Upper-extremity Effort-induced Thrombosis



Upper-extremity Effort-induced Thrombosis


John K. Karwowski

Cornelius Olcott IV



There are two categories of subclavian vein thrombosis (SVT). One, effort-induced thrombosis, which is covered in this chapter, is also known as primary SVT or Paget-von Schrotter syndrome. This form occurs in young, active men and women who are otherwise healthy. Secondary SVT includes those cases that result from radiation, trauma, cannulation, or manipulation, such as occurs with large central vein catheters and pacemaker wires. Although there is no consensus as to the optimum management for primary SVT, there is no question that left untreated, symptomatic patients will suffer chronic disability secondary to venous obstruction. In addition, there is a small but definite incidence (10% to 15%) of pulmonary emboli in untreated cases of effort-induced thrombosis.

We believe the best management for patients with effort-induced SVT involves a multidisciplinary approach that includes venography, catheter-directed thrombolytic therapy, anticoagulation, thoracic outlet decompression when indicated, and occasional venous angioplasty.


Diagnostic Considerations and Nonoperative Management

Primary SVT typically occurs in young, active men and women. The average age in our series was 29. It is frequently associated with repetitive use of the arm, which occurs, for example, in baseball pitchers and weight lifters or people who carry heavy backpacks or shoulder bags, which may increase compression of the subclavian vein. SVT is the leading vascular disorder in professional and amateur athletes.

Patients with SVT characteristically present with sudden onset of arm swelling, pain, and cyanotic discoloration. Arterial examination is normal. The diagnosis is confirmed by duplex ultrasound.

Patients with a positive ultrasound should undergo prompt venography to ascertain the extent of obstruction and the status of collaterals. Venograms should be performed in both the neutral position and with the involved arm in abduction and external rotation (Figs. 70-1, 70-2, and 70-3). The latter view demonstrates the extent of compression of the subclavian vein and the collateral veins. It is our practice to initiate lytic therapy at the time of venography if it is positive. The benefit of lytic therapy is twofold. First, it removes the thrombus from the vein and thereby improves venous return from the arm. Second, after the clot is removed, venography gives a better idea of the actual site of obstruction and the extent of external compression on the subclavian vein and its collaterals.

Most authors agree that the sooner lytic therapy is initiated, the greater the chance for success. However, in our series some patients did benefit from thrombolytic therapy even with delays of up to 1 month. Hence, we are aggressive about using lytic therapy even in those cases where there has been a delay in getting to us for treatment. Lytic agents that we have used include urokinase, tPA, and TNK. The lytic agent is infused via a multisidehole catheter directly into the area of thrombosis. Infusion is continued for 24 to 72 hours. Heparin is administered simultaneously to prevent clotting around the catheter. Success of thrombolysis is assessed by serial venograms performed every 12 to 24 hours. Thrombolysis is discontinued when one or more of the following conditions are met:






Figure 70-1. Initial venogram of patient with subclavian vein thrombosis.



  • No interval change in the appearance of the vein on two sequential venograms


  • Bleeding complications occur


  • Evidence of disseminated intravascular coagulopathy or systemic fibrinolysis


  • 72 hours of continuous infusion completed

In addition to chemical thrombolysis, mechanical thrombolysis may be of value. There are several mechanical devices in
various stages of development, and some are already on the market. Even though our experience is small, we believe there may be a role for these devices in those patients that do not respond adequately to thrombolytic agents or who have a contraindication to chemical thrombolysis.






Figure 70-2. Venogram in neutral position. No extrinsic compression detected.

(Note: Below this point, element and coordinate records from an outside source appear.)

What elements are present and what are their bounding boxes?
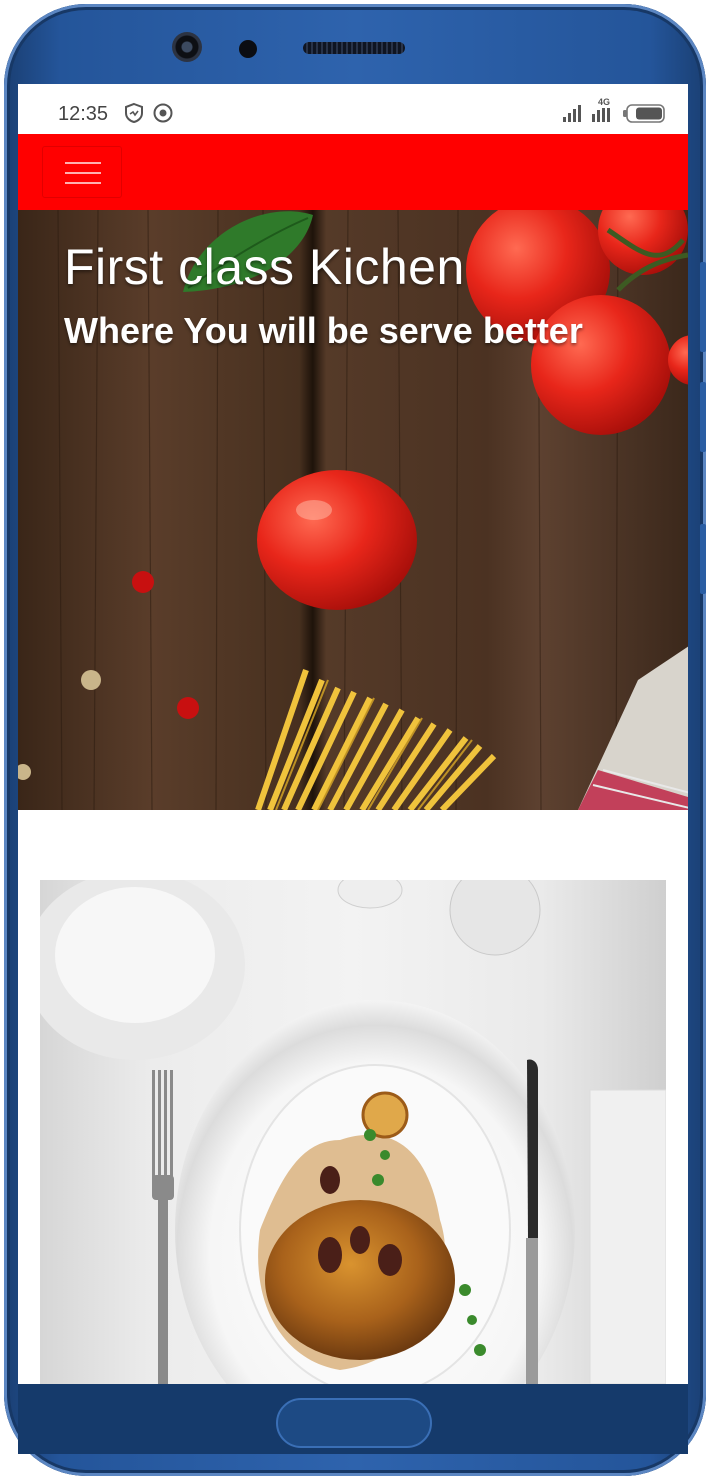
side-button <box>700 524 706 594</box>
signal-icon <box>563 105 581 122</box>
dish-image <box>40 880 666 1384</box>
hero-food-image <box>18 210 688 810</box>
volume-button <box>700 262 706 352</box>
front-camera <box>172 32 202 62</box>
status-bar: 12:35 4G <box>18 84 688 134</box>
battery-icon <box>623 104 665 123</box>
signal-4g-icon: 4G <box>590 97 616 124</box>
record-icon <box>153 103 173 123</box>
home-button[interactable] <box>276 1398 432 1448</box>
menu-toggle-button[interactable] <box>42 146 122 198</box>
earpiece-speaker <box>303 42 405 54</box>
shield-icon <box>125 102 143 124</box>
hero-banner: First class Kichen Where You will be ser… <box>18 210 688 810</box>
screen: 12:35 4G First class Kichen Where You wi… <box>18 84 688 1384</box>
hero-title: First class Kichen <box>64 239 465 295</box>
proximity-sensor <box>239 40 257 58</box>
hero-subtitle: Where You will be serve better <box>64 310 583 351</box>
status-time: 12:35 <box>58 103 109 125</box>
power-button <box>700 382 706 452</box>
top-navbar <box>18 134 688 210</box>
menu-icon <box>65 162 101 164</box>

Figure 70-3. Same patient as in Figure 70-2 with arm abducted. Note significant compression of subclavian vein at the thoracic outlet.

As discussed above, we believe positional venography should be repeated after maximum clot lysis to better demonstrate the pathology, e.g., site and extent of obstruction and the status of collaterals, as well as the extent of extrinsic compression of the subclavian vein and its collaterals (Figs. 70-4 and 70-5). Once the clot is cleared, it is much easier to determine the cause of the original thrombosis. In cases of primary SVT, the obstruction is at the thoracic outlet (Figs. 70-1 and 70-3).

The differential diagnosis of effort-induced SVT includes: secondary SVT, thrombosis/obstruction of a more proximal vein (e.g., by tumor), lymphedema, and trauma.


Pathogenesis

Primary SVT occurs in a vein that is injured as a result of repetitive strenuous activity in a patient with anatomic abnormalities that predispose the vein to extrinsic compression in the costoclavicular space. This repetitive injury leads to thickening and stenosis of the vein, which, if unrecognized, may eventually lead to sudden and complete thrombosis of the subclavian vein and its collaterals. The structures that can compress the subclavian vein include the first rib, the clavicle, the anterior scalene and subclavius muscles, and abnormal fibrous bands and scarring.